The wonder of wings
Forces of flight
Aeroplanes rely on four different scientific forces to fly - thrust, drag, weight and lift - all of which act against each other. When they are all balanced, a plane will fly in a nice, straight line.
All four forces have to be present for a plane to get into the air, but lift is what keeps it there.
Lift is generated by the wings and they have changed a lot in the last 100 years. Let's see how they work.
Take a look inside the Bombardier wing facility in Belfast and find out how an aeroplane wing is made.
When early aviators the Wright Brothers started experimenting with designs, their first wings were short and stubby. After tests failed to generate as much lift as they'd hoped, they went back to the drawing board.
Eventually they found that a wing which was long and narrow was better for flying, generating much more lift and less drag.
Their calculations were so effective that modern designs haven't strayed too far from those early sketches.
The angle of attack
The shape of a wing is called an aerofoil. It looks like a teardrop with a long curved edge on top and a short flatter edge on the bottom.
Air flows faster over the top edge, creating low air pressure. When there's a difference in air pressure between the top and bottom of the wing, it sucks the plane upwards, creating lift.

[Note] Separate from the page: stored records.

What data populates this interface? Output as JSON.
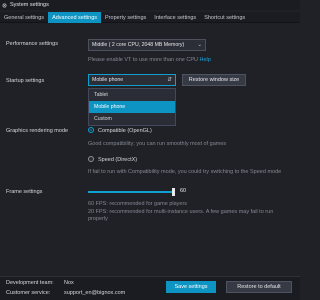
{
  "window": {
    "title": "System settings"
  },
  "tabs": [
    {
      "label": "General settings"
    },
    {
      "label": "Advanced settings"
    },
    {
      "label": "Property settings"
    },
    {
      "label": "Interface settings"
    },
    {
      "label": "Shortcut settings"
    }
  ],
  "performance": {
    "label": "Performance settings",
    "value": "Middle ( 2 core CPU, 2048 MB Memory)",
    "hint_prefix": "Please enable VT to use more than one CPU",
    "hint_link": "Help"
  },
  "startup": {
    "label": "Startup settings",
    "value": "Mobile phone",
    "options": [
      "Tablet",
      "Mobile phone",
      "Custom"
    ],
    "selected_index": 1,
    "restore_button": "Restore window size"
  },
  "graphics": {
    "label": "Graphics rendering mode",
    "option1": "Compatible (OpenGL)",
    "option1_desc": "Good compatibility; you can run smoothly most of games",
    "option2": "Speed (DirectX)",
    "option2_desc": "If fail to run with Compatibility mode, you could try switching to the Speed mode",
    "selected": "option1"
  },
  "frames": {
    "label": "Frame settings",
    "value": "60",
    "value_fraction": 1.0,
    "hint1": "60 FPS: recommended for game players",
    "hint2": "20 FPS: recommended for multi-instance users. A few games may fail to run properly"
  },
  "footer": {
    "team_label": "Development team:",
    "team_value": "Nox",
    "service_label": "Customer service:",
    "service_value": "support_en@bignox.com",
    "save_button": "Save settings",
    "restore_default_button": "Restore to default"
  },
  "colors": {
    "accent": "#0e94c2",
    "background": "#1f2127",
    "panel": "#1a1c21"
  }
}
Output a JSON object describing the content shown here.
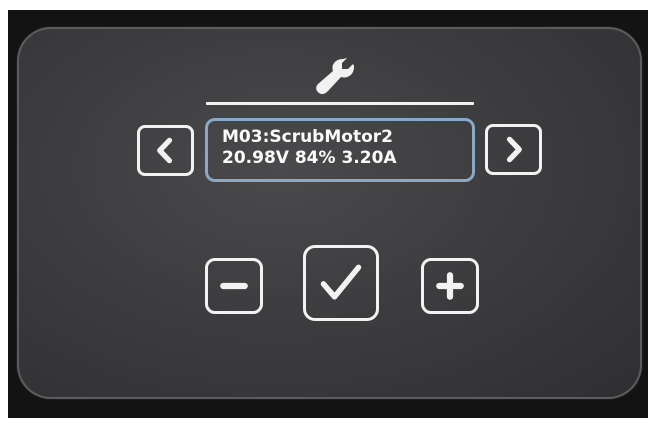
{
  "header": {
    "icon": "wrench-icon"
  },
  "navigation": {
    "prev_icon": "chevron-left-icon",
    "next_icon": "chevron-right-icon"
  },
  "motor_display": {
    "name_line": "M03:ScrubMotor2",
    "status_line": "20.98V 84% 3.20A"
  },
  "controls": {
    "decrease_icon": "minus-icon",
    "confirm_icon": "checkmark-icon",
    "increase_icon": "plus-icon"
  },
  "colors": {
    "foreground": "#f2f2f2",
    "display_border": "#8aa8c8",
    "panel": "#3d3d3f"
  }
}
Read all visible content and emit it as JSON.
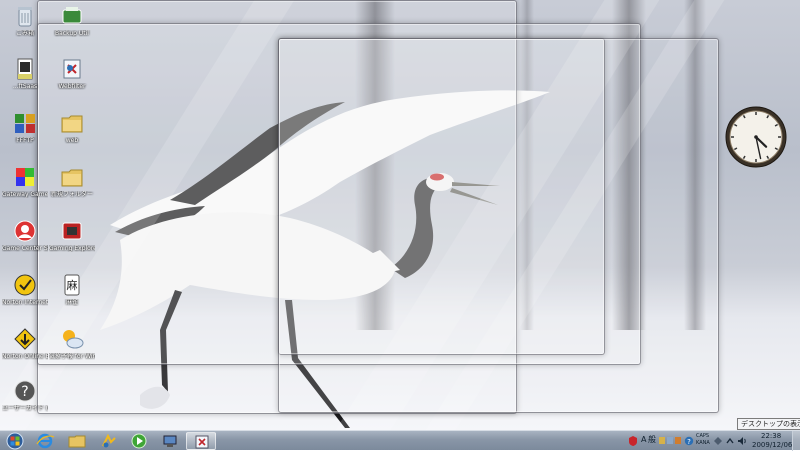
{
  "desktop": {
    "icons": [
      {
        "name": "recycle-bin-icon",
        "label": "ごみ箱"
      },
      {
        "name": "backup-util-icon",
        "label": "Backup Util"
      },
      {
        "name": "pdf-app-icon",
        "label": "...ftSaas"
      },
      {
        "name": "webfilter-icon",
        "label": "Webfilter"
      },
      {
        "name": "ffftp-icon",
        "label": "FFFTP"
      },
      {
        "name": "web-folder-icon",
        "label": "web"
      },
      {
        "name": "gateway-game-icon",
        "label": "Gateway Game Co..."
      },
      {
        "name": "folder-icon",
        "label": "新規フォルダー"
      },
      {
        "name": "game-center-icon",
        "label": "Game Center Start..."
      },
      {
        "name": "gaming-explorer-icon",
        "label": "Gaming Explorer"
      },
      {
        "name": "norton-security-icon",
        "label": "Norton Internet Security"
      },
      {
        "name": "mahjong-icon",
        "label": "麻雀"
      },
      {
        "name": "norton-backup-icon",
        "label": "Norton Online Backup"
      },
      {
        "name": "weather-icon",
        "label": "気象予報 for Windows"
      },
      {
        "name": "user-guide-icon",
        "label": "ユーザーガイド (Gateway ..."
      }
    ]
  },
  "clock": {
    "hour": 4,
    "minute": 28
  },
  "taskbar": {
    "items": [
      "start-orb",
      "ie-icon",
      "explorer-icon",
      "winamp-icon",
      "media-player-icon",
      "network-icon",
      "flash-app-icon"
    ],
    "tray": {
      "lang": "A",
      "ime": "般",
      "caps": "CAPS",
      "kana": "KANA",
      "time": "22:38",
      "date": "2009/12/06"
    },
    "tooltip": "デスクトップの表示"
  },
  "colors": {
    "taskbar": "#8996a7",
    "accent": "#2b6fb5"
  }
}
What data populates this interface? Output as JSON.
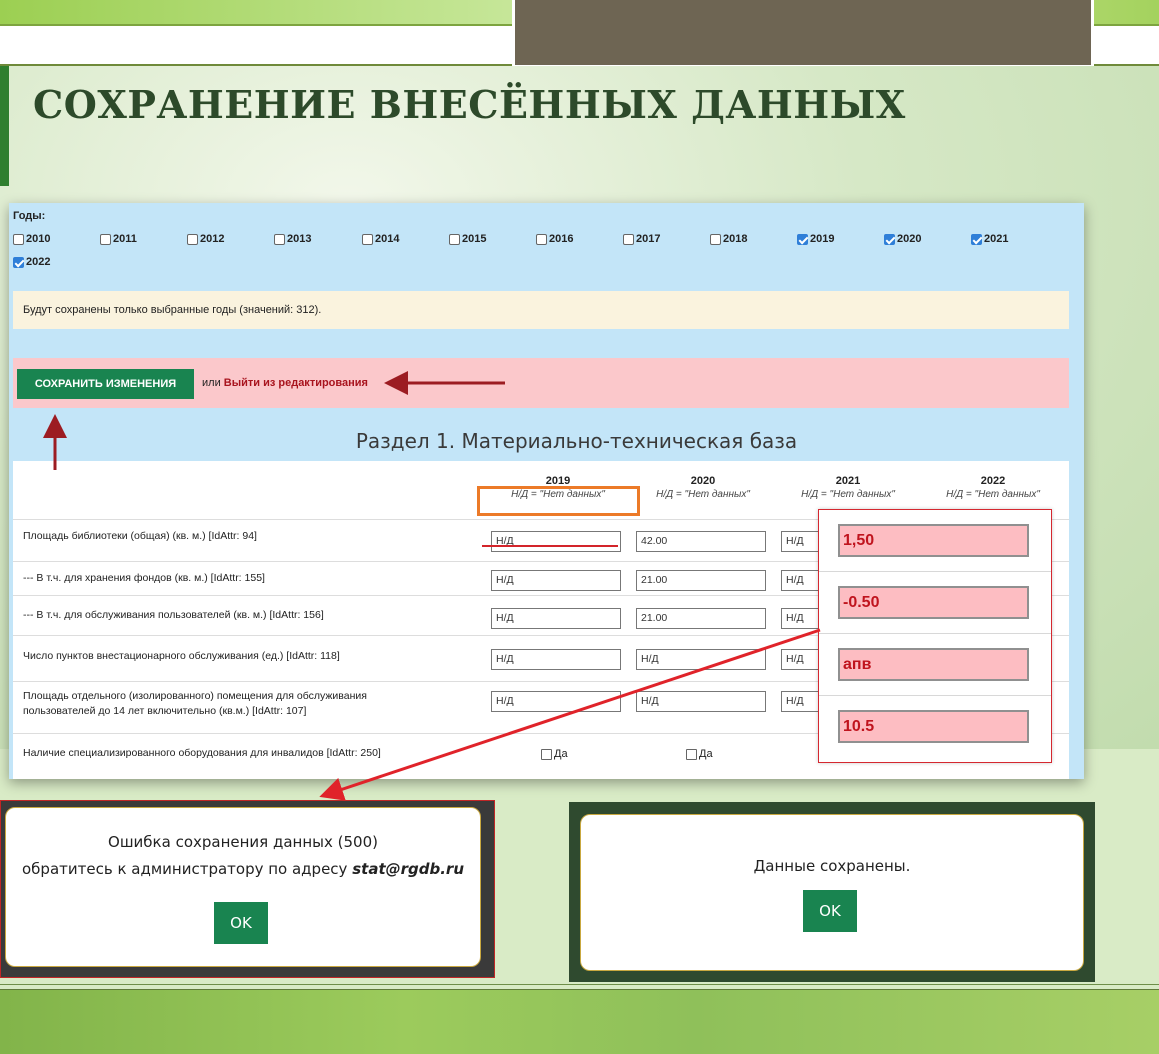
{
  "slide": {
    "title": "СОХРАНЕНИЕ ВНЕСЁННЫХ ДАННЫХ"
  },
  "years": {
    "label": "Годы:",
    "items": [
      {
        "label": "2010",
        "checked": false
      },
      {
        "label": "2011",
        "checked": false
      },
      {
        "label": "2012",
        "checked": false
      },
      {
        "label": "2013",
        "checked": false
      },
      {
        "label": "2014",
        "checked": false
      },
      {
        "label": "2015",
        "checked": false
      },
      {
        "label": "2016",
        "checked": false
      },
      {
        "label": "2017",
        "checked": false
      },
      {
        "label": "2018",
        "checked": false
      },
      {
        "label": "2019",
        "checked": true
      },
      {
        "label": "2020",
        "checked": true
      },
      {
        "label": "2021",
        "checked": true
      },
      {
        "label": "2022",
        "checked": true
      }
    ]
  },
  "notice": "Будут сохранены только выбранные годы (значений: 312).",
  "actions": {
    "save_label": "СОХРАНИТЬ ИЗМЕНЕНИЯ",
    "or_text": "или",
    "exit_label": "Выйти из редактирования"
  },
  "section_title": "Раздел 1. Материально-техническая база",
  "table": {
    "columns": [
      {
        "year": "2019",
        "note": "Н/Д = \"Нет данных\""
      },
      {
        "year": "2020",
        "note": "Н/Д = \"Нет данных\""
      },
      {
        "year": "2021",
        "note": "Н/Д = \"Нет данных\""
      },
      {
        "year": "2022",
        "note": "Н/Д = \"Нет данных\""
      }
    ],
    "rows": [
      {
        "label": "Площадь библиотеки (общая) (кв. м.) [IdAttr: 94]",
        "v2019": "Н/Д",
        "v2020": "42.00",
        "v2021": "Н/Д"
      },
      {
        "label": "--- В т.ч. для хранения фондов (кв. м.) [IdAttr: 155]",
        "v2019": "Н/Д",
        "v2020": "21.00",
        "v2021": "Н/Д"
      },
      {
        "label": "--- В т.ч. для обслуживания пользователей (кв. м.) [IdAttr: 156]",
        "v2019": "Н/Д",
        "v2020": "21.00",
        "v2021": "Н/Д"
      },
      {
        "label": "Число пунктов внестационарного обслуживания (ед.) [IdAttr: 118]",
        "v2019": "Н/Д",
        "v2020": "Н/Д",
        "v2021": "Н/Д"
      },
      {
        "label_line1": "Площадь отдельного (изолированного) помещения для обслуживания",
        "label_line2": "пользователей до 14 лет включительно (кв.м.) [IdAttr: 107]",
        "v2019": "Н/Д",
        "v2020": "Н/Д",
        "v2021": "Н/Д"
      },
      {
        "label": "Наличие специализированного оборудования для инвалидов [IdAttr: 250]",
        "yes_label": "Да"
      }
    ]
  },
  "invalid_inputs": [
    "1,50",
    "-0.50",
    "апв",
    "10.5"
  ],
  "error_dialog": {
    "line1": "Ошибка сохранения данных (500)",
    "line2": "обратитесь к администратору по адресу",
    "email": "stat@rgdb.ru",
    "ok": "OK"
  },
  "success_dialog": {
    "message": "Данные сохранены.",
    "ok": "OK"
  },
  "colors": {
    "save_green": "#198450",
    "error_red": "#d3242a",
    "highlight_orange": "#ec7a28",
    "invalid_pink": "#fdbdc2"
  }
}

The 'angle of attack' is the angle at which the wing meets the air. If tilted slightly upwards, the wing forces more air to move downwards over the top edge and the reaction is the air pushing the wing upwards.
Wings of the future
Modern aviation is all about creating designs that save on journey times, money and fuel. Many planes are now equipped with technology like wing tip devices, which help with this by decreasing drag.
Engineers are always looking at ways to make planes more efficient and wing design is one of the most important ways of achieving this.
Designs of the future could include huge, curved wing shapes, wings which fold out when a plane is in the air and even wings which are part of the plane's body rather than having to be attached separately.